What do you think the chances are that Apple will pull a 180 and implement these in their upcoming iPad release? It would strengthen their competition against netbooks, which generally have larger hard drives. It certainly would blow away the current and upcoming tablet market, which range from 16-64 gigs of storage

"everything we learned from the Air...which we subsequently learned from the original iPad...has brought us here"

thoughts?
 
What do you think the chances are that Apple will pull a 180 and implement these in their upcoming iPad release? It would strengthen their competition against netbooks, which generally have larger hard drives. It certainly would blow away the current and upcoming tablet market, which range from 16-64 gigs of storage

"everything we learned from the Air...which we subsequently learned from the original iPad...has brought us here"

thoughts?

well they are still using 32GB individuals modules to make these 'blade SSD's..so until 64GB modules becomes cheaper an upgrade to a higher capacity in smaller electronics will take some time, this is the reason we still don't have a 64GB iPhone...
 
What do you think the chances are that Apple will pull a 180 and implement these in their upcoming iPad release? It would strengthen their competition against netbooks, which generally have larger hard drives. It certainly would blow away the current and upcoming tablet market, which range from 16-64 gigs of storage

"everything we learned from the Air...which we subsequently learned from the original iPad...has brought us here"

thoughts?

I would like to see a method to plug in (like a USB flash drive) one of these for external back-up at a reasonable price. Backing up over 200 GB of photos and video to DL_DVDs is just not practical due to the sheer volume of discs required.
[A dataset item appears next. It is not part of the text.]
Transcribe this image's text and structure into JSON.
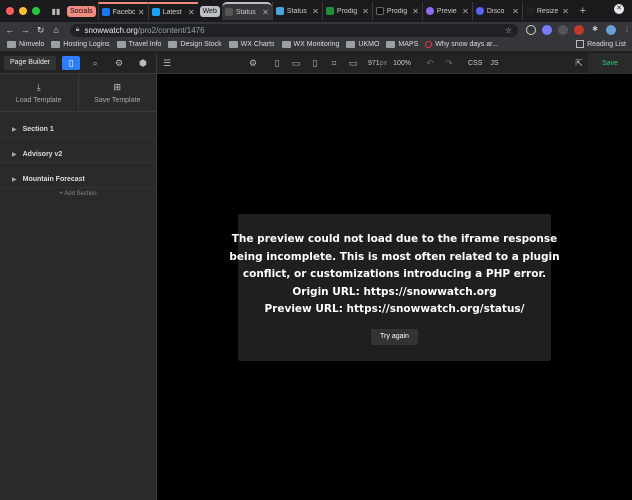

"No pricing has been announced for devices. " Get back to us when the prices are available.
 
I would not mind these going in the next MacBook Pro's as long as they replace the missing space with more batteries :)
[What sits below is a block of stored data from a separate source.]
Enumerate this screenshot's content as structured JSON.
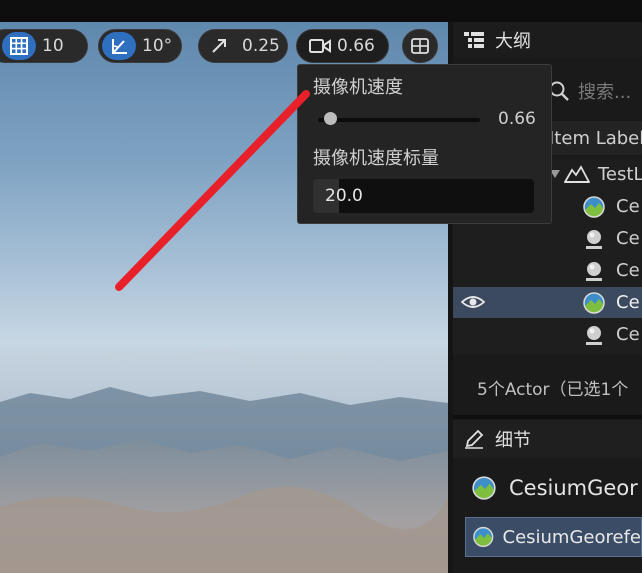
{
  "toolbar": {
    "grid_snap_value": "10",
    "rotation_snap_value": "10°",
    "scale_snap_value": "0.25",
    "camera_speed_value": "0.66"
  },
  "camera_popup": {
    "speed_label": "摄像机速度",
    "speed_value": "0.66",
    "speed_fraction": 0.04,
    "scalar_label": "摄像机速度标量",
    "scalar_value": "20.0"
  },
  "outliner": {
    "title": "大纲",
    "search_placeholder": "搜索...",
    "column_header": "Item Label",
    "folder_label": "TestL",
    "rows": [
      {
        "label": "Ce",
        "icon": "georeference-icon"
      },
      {
        "label": "Ce",
        "icon": "sunsky-icon"
      },
      {
        "label": "Ce",
        "icon": "sunsky-icon"
      },
      {
        "label": "Ce",
        "icon": "georeference-icon",
        "selected": true
      },
      {
        "label": "Ce",
        "icon": "sunsky-icon"
      }
    ],
    "status": "5个Actor（已选1个"
  },
  "details": {
    "title": "细节",
    "actor_name": "CesiumGeor",
    "component_name": "CesiumGeorefe"
  },
  "colors": {
    "accent": "#2f6fbf",
    "selection": "#3c4a5f",
    "annotation": "#e8202a"
  }
}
I wouldn't mind if they have 512GB or higher available. I'm expecting MacBook Pros to have 1T available soon, 256GB would be too little for a person who wants to edit video on their 15" or 17" MBP.
 
I would not mind these going in the next MacBook Pro's as long as they replace the missing space with more batteries :)

at least we know we can replace the ssd's in 3-4 years. If you use your air that long...

Wirelessly posted (Mozilla/5.0 (iPhone; U; CPU iPhone OS 4_1 like Mac OS X; en-us) AppleWebKit/532.9 (KHTML, like Gecko) Mobile/8B117)

So is the maximum capacity still 256GB? Can't go any higher with these?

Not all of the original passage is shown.